A Washington Post editorial: Zinke's arrogance

U.S. Secretary of the Interior Ryan Zinke listens during a Cabinet meeting at the White House in Washington, D.C., on December 20, 2017. (Chris Kleponis/Polaris/Pool/Abaca Press/TNS) 1221614
U.S. Secretary of the Interior Ryan Zinke listens during a Cabinet meeting at the White House in Washington, D.C., on December 20, 2017. (Chris Kleponis/Polaris/Pool/Abaca Press/TNS) 1221614
Published Jan. 25, 2018

Is Interior Secretary Ryan Zinke cynical or incompetent? Those are the options after his capricious treatment of states that object to his plan to open oil and gas drilling off their coasts. (There's also: [c] both of the above.)

Two weeks ago, Zinke suddenly announced that he was exempting Florida from his plan to open practically all of the country's coastline to offshore drilling. The surprise came only a few days after Zinke rolled out the drilling plan, and immediately after a brief, personal meeting Zinke had in Tallahassee with Florida Gov. Rick Scott, a likely GOP Senate candidate who would benefit politically from securing an exemption.

In the ensuing weeks, no other state has secured an exemption. We asked Zinke's staff what explains the discrepancy between the treatment of Scott and every other governor, and spokeswoman Heather Swift replied, "Creating a five-year program is a very open and public process, and Secretary Zinke looks forward to meeting with governors and other coastal representatives who want to discuss the draft program." In other words, Zinke has no reasonable explanation.

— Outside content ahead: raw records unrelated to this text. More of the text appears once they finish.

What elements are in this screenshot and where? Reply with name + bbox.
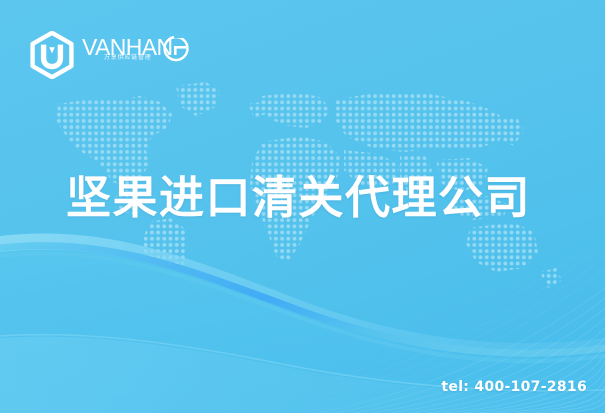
vanhang-wordmark-icon: VANHAN <box>82 33 192 67</box>
brand-wordmark-group: VANHAN 万享供应链管理 <box>82 33 192 77</box>
hexagon-u-mark-icon <box>30 31 74 79</box>
promo-banner: VANHAN 万享供应链管理 坚果进口清关代理公司 tel: 400-107-2… <box>0 0 605 413</box>
page-title: 坚果进口清关代理公司 <box>66 172 531 224</box>
brand-logo[interactable]: VANHAN 万享供应链管理 <box>30 30 192 80</box>
brand-subtitle: 万享供应链管理 <box>104 55 152 61</box>
contact-phone[interactable]: tel: 400-107-2816 <box>441 379 587 395</box>
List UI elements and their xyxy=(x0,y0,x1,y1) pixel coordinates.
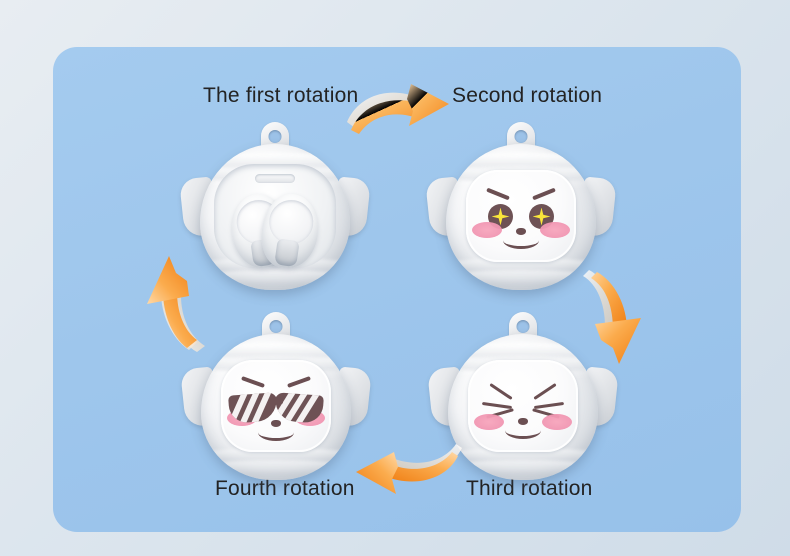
arrow-fourth-to-first-icon xyxy=(143,248,213,359)
right-whisker-upper xyxy=(533,383,556,400)
shell-ridge xyxy=(448,460,598,476)
shell-ridge xyxy=(200,270,350,286)
left-eyebrow xyxy=(241,376,265,388)
sunglasses-left-lens-icon xyxy=(228,392,278,423)
case-interior xyxy=(214,164,336,268)
right-eyebrow xyxy=(532,188,556,201)
left-whisker-upper xyxy=(489,383,512,400)
case-shell xyxy=(446,144,596,290)
mouth xyxy=(503,232,539,249)
right-whisker-mid xyxy=(534,402,564,409)
case-shell xyxy=(200,144,350,290)
case-shell xyxy=(448,334,598,480)
sunglasses-bridge xyxy=(269,400,283,404)
left-blush xyxy=(474,414,504,430)
left-eyebrow xyxy=(486,188,510,201)
right-eyebrow xyxy=(287,376,311,388)
case-shell xyxy=(201,334,351,480)
earbud-stem xyxy=(274,238,299,267)
right-blush xyxy=(542,414,572,430)
right-blush xyxy=(540,222,570,238)
earbud-case-step-2 xyxy=(428,122,614,292)
shell-ridge xyxy=(201,460,351,476)
caption-first-rotation: The first rotation xyxy=(203,84,358,108)
case-hinge xyxy=(255,174,295,183)
arrow-third-to-fourth-icon xyxy=(336,442,464,505)
arrow-second-to-third-icon xyxy=(583,268,655,377)
face-display-sunglasses xyxy=(221,360,331,452)
shell-ridge xyxy=(446,270,596,286)
face-display-whiskers xyxy=(468,360,578,452)
face-display-star-eyes xyxy=(466,170,576,262)
caption-second-rotation: Second rotation xyxy=(452,84,602,108)
mouth xyxy=(258,424,294,441)
mouth xyxy=(505,422,541,439)
screenshot-stage: The first rotation Second rotation Third… xyxy=(0,0,790,556)
left-whisker-mid xyxy=(482,402,512,409)
arrow-first-to-second-icon xyxy=(345,78,455,145)
left-blush xyxy=(472,222,502,238)
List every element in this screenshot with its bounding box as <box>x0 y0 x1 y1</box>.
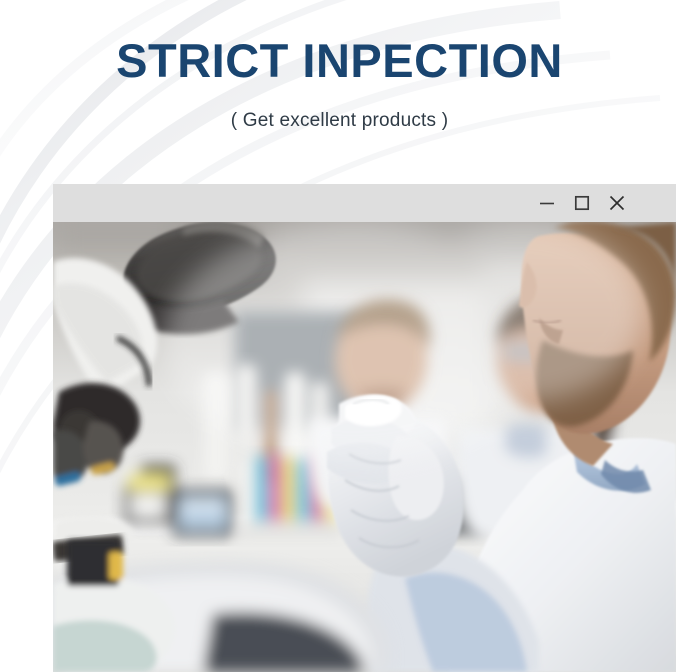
minimize-button[interactable] <box>532 190 562 216</box>
inspection-photo <box>53 222 676 672</box>
maximize-icon <box>573 194 591 212</box>
minimize-icon <box>538 194 556 212</box>
maximize-button[interactable] <box>567 190 597 216</box>
close-icon <box>607 193 627 213</box>
close-button[interactable] <box>602 190 632 216</box>
page-subtitle: ( Get excellent products ) <box>0 86 679 132</box>
photo-canvas <box>53 222 676 672</box>
banner: STRICT INPECTION ( Get excellent product… <box>0 0 679 132</box>
window-titlebar[interactable] <box>53 184 676 222</box>
page-title: STRICT INPECTION <box>0 0 679 86</box>
media-window <box>53 184 676 672</box>
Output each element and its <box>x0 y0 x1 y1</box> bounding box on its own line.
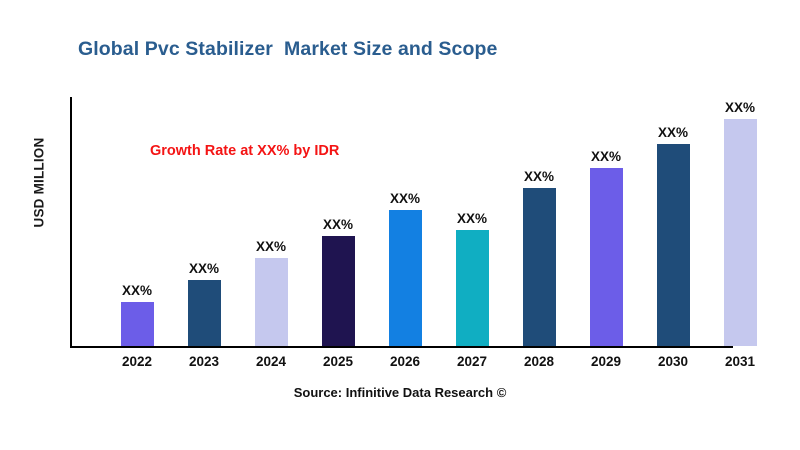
source-caption: Source: Infinitive Data Research © <box>0 385 800 400</box>
x-tick-2023: 2023 <box>171 354 237 369</box>
bar-value-label-2029: XX% <box>573 149 639 164</box>
chart-container: Global Pvc Stabilizer Market Size and Sc… <box>0 0 800 450</box>
x-tick-2026: 2026 <box>372 354 438 369</box>
y-axis-label: USD MILLION <box>32 123 47 243</box>
bar-value-label-2022: XX% <box>104 283 170 298</box>
bar-2031[interactable] <box>724 119 757 346</box>
x-tick-2028: 2028 <box>506 354 572 369</box>
bar-value-label-2031: XX% <box>707 100 773 115</box>
page-title: Global Pvc Stabilizer Market Size and Sc… <box>78 38 497 61</box>
bar-value-label-2030: XX% <box>640 125 706 140</box>
bar-2029[interactable] <box>590 168 623 346</box>
bar-value-label-2023: XX% <box>171 261 237 276</box>
bar-value-label-2025: XX% <box>305 217 371 232</box>
x-tick-2030: 2030 <box>640 354 706 369</box>
bar-value-label-2027: XX% <box>439 211 505 226</box>
growth-rate-annotation: Growth Rate at XX% by IDR <box>150 143 339 159</box>
x-tick-2025: 2025 <box>305 354 371 369</box>
x-tick-2031: 2031 <box>707 354 773 369</box>
x-tick-2029: 2029 <box>573 354 639 369</box>
bar-2022[interactable] <box>121 302 154 346</box>
bar-2025[interactable] <box>322 236 355 346</box>
bar-2024[interactable] <box>255 258 288 346</box>
x-tick-2024: 2024 <box>238 354 304 369</box>
x-tick-2027: 2027 <box>439 354 505 369</box>
bar-value-label-2028: XX% <box>506 169 572 184</box>
bar-2028[interactable] <box>523 188 556 346</box>
bar-2026[interactable] <box>389 210 422 346</box>
bar-2027[interactable] <box>456 230 489 346</box>
plot-area: XX%XX%XX%XX%XX%XX%XX%XX%XX%XX% <box>70 97 800 347</box>
bar-2030[interactable] <box>657 144 690 346</box>
bar-value-label-2026: XX% <box>372 191 438 206</box>
x-tick-2022: 2022 <box>104 354 170 369</box>
bar-value-label-2024: XX% <box>238 239 304 254</box>
bar-2023[interactable] <box>188 280 221 346</box>
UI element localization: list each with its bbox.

It looks as if Zinke gave Florida exclusive attention and a hasty exemption to help Scott in his coming Senate campaign. Then, because the Trump administration is still committed to a drill-baby-drill policy, the interior secretary subjected every other coastal governor to a longer and less responsive process that may or may not lead to further exemptions.

The alternative explanation is no less damning. Zinke may not have anticipated the blowback that giving Scott extraordinary help would elicit. This includes possibly potent legal objections that the interior secretary's decisionmaking was arbitrary and the drilling plan therefore invalid. The firestorm, which a rational deliberative process would have prevented, deterred Zinke from offering any more on-the-spot exemptions.

Zinke's own arrogance, at the head of a powerful federal agency, is intolerable. He is not the king of the Interior Department, and the nation's waters are not spoils he can open or close on a whim. Whether politics or carelessness, or both, drove the Florida exemption fiasco, the rest of the nation's governors — and its citizens — deserve answers.